Sudah dua bulan sejak Agra dan Tiur jadian. Aku masih saja sendiri. Masih sayang sama Agra. Iya aku berusaha lupa. Tapi semuanya kan butuh waktu. Apalagi yang tambah buruk, setelah mereka berdua jadian, Agra dan aku menjauh.

Yeah, I know my position. Akhirnya aku harus belajar mengalah dan tersisih, kalah dengan yang baru. Kadang, yang selalu ada kalah dengan apa yang kita anggap bagus dan terlints di depan mata. Padahal belum tentu dia selalu ada.

Lagipula, aku kan hanya teman. T-e-m-a-n.

***

Akhirnya, aku sampai difase terakhir perasaanku kepada Agra. Merelakan dia pergi. Mungkin bukan dia yang pergi, aku yang pergi. Perasaanku akhirnya telah pergi. Sama seperti kata grup Tangga yang kira kira gini: Cinta gak hilang secepat saat cinta itu datang.

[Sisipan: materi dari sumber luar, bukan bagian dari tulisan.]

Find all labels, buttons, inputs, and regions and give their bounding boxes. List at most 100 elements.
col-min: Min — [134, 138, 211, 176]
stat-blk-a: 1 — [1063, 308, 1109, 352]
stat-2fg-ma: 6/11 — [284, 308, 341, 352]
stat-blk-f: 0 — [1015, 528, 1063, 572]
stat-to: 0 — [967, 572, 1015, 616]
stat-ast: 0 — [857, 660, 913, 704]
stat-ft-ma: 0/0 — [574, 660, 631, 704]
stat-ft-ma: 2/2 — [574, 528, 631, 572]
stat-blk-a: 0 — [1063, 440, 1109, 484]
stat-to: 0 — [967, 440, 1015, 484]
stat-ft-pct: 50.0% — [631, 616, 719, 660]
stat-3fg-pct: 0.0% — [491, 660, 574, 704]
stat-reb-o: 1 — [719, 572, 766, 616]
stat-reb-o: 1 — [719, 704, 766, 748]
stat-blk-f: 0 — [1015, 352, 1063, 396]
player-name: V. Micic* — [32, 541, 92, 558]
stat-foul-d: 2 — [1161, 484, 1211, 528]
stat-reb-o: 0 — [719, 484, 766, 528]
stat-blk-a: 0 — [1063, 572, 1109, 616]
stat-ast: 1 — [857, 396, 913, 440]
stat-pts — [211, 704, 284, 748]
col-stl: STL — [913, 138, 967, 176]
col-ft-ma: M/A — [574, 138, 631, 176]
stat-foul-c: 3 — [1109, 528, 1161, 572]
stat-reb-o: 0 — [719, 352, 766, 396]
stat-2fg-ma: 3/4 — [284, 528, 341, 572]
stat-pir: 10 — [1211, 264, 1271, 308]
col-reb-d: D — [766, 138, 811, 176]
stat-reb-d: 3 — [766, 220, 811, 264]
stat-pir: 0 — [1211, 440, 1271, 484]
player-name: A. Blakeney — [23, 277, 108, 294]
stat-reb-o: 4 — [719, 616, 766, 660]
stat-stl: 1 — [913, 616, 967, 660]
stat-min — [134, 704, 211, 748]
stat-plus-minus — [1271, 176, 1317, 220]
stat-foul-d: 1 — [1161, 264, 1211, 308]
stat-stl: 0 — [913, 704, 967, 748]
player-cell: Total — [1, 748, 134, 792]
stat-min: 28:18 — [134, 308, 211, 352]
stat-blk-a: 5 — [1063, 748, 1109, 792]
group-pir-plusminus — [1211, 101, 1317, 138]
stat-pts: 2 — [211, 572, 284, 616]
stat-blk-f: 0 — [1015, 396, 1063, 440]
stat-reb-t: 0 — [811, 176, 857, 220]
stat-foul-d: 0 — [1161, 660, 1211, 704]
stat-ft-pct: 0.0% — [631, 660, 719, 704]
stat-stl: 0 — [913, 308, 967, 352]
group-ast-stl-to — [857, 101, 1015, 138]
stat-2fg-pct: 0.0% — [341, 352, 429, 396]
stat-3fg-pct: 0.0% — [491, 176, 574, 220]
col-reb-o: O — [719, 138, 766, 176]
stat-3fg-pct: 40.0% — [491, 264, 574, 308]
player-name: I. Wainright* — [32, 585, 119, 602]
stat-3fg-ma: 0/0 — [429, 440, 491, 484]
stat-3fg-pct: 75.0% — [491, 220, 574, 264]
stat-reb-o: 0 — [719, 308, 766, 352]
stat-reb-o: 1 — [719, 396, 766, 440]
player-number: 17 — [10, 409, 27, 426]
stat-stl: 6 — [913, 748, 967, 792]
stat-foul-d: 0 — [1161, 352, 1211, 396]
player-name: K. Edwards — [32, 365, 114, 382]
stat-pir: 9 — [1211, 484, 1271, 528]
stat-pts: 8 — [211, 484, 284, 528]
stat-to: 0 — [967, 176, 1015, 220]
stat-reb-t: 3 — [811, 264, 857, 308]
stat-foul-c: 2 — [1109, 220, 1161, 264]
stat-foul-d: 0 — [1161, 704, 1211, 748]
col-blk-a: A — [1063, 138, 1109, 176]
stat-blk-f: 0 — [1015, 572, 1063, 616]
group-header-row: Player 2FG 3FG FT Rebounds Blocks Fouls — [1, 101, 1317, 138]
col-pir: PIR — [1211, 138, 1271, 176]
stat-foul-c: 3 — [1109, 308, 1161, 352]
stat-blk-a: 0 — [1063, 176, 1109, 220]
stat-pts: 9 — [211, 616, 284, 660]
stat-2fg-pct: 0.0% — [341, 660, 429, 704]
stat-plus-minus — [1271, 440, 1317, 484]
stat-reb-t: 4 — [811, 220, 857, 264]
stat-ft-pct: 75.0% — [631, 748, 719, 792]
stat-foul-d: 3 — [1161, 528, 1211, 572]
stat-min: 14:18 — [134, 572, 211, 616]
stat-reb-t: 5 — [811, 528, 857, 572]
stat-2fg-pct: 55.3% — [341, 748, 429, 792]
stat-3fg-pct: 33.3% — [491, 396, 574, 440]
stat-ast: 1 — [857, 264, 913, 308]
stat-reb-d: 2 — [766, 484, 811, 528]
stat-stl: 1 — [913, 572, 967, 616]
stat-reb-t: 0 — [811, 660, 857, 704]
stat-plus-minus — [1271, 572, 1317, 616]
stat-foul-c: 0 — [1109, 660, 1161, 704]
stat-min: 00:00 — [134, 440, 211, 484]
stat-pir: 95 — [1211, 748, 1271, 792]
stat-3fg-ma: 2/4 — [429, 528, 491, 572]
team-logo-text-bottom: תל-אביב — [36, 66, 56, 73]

Ditinggal Agra sama saja seperti disilet perlahan-lahan dan ditaburi garam di atasnya. Perih memang. Tapi lama kelamaan rasa perih itu sudah terbiasa buatku. Aku sudah kebal. Kebal dengan rasa sakit di hati. Hatiku dingin. Aku siap menerima siapapun saat ini. Bahkan, kalau Agra datang lagi….

Gak deng, aku juga belum tau aku kuat atau nggak.

PING!!!

Hapeku menjerit, ternyata… Arga mengirim pesan kepadaku. Menanyakan kado yang tepat buat Tiur.
Ternyata memang susah melupakan seseorang yang pernah menancapkan sebuah pisau yang sangat dalam. Walau sudah tercabut, bekasnya masih ada, dan….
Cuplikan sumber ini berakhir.